Frequently asked questions
Does at-home red light therapy actually work?
Red light therapy is a genuinely studied technology — red and near-infrared light is absorbed by skin cells and is associated with increased collagen, reduced inflammation and better tone. An at-home device works if it delivers real wavelengths at a credible intensity and is used consistently.
How often should you use a red light therapy device?
Around ten minutes per area, three to five times a week, on clean bare skin. Red light therapy is cumulative, so regular sessions matter more than occasional long ones. Expect visible firming and tone improvement after six to eight weeks.
What should you look for in an at-home red light device?

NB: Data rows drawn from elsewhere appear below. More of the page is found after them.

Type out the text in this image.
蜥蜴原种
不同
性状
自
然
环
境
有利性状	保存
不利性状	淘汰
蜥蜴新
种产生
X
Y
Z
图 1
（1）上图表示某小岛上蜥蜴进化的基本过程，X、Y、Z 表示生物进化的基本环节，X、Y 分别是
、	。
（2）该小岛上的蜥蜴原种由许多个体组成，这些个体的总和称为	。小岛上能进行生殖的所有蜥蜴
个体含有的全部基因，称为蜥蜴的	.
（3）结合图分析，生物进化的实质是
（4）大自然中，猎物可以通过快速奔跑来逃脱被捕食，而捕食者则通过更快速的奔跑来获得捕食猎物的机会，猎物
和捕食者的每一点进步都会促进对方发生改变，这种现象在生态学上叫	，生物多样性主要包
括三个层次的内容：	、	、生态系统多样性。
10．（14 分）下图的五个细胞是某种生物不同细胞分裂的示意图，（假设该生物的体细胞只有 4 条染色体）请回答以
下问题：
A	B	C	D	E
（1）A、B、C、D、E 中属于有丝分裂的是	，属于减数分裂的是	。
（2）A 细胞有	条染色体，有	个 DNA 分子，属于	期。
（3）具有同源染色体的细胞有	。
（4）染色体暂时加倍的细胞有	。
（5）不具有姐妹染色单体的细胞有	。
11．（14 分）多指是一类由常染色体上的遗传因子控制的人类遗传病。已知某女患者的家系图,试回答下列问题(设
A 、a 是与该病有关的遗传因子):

Look for genuine red and near-infrared wavelengths (660nm and 850nm), a credible stated irradiance, and ideally FDA clearance. Choose the format for your goal: a hands-free LED mask or panel for facial use, a handheld wand for targeted spots.
Is red light therapy safe for skin?
Red light therapy is not UV and does not tan or burn; it is generally well tolerated with no downtime, peeling or irritation. Protect your eyes from the bright light during use, and follow the device’s distance and timing instructions.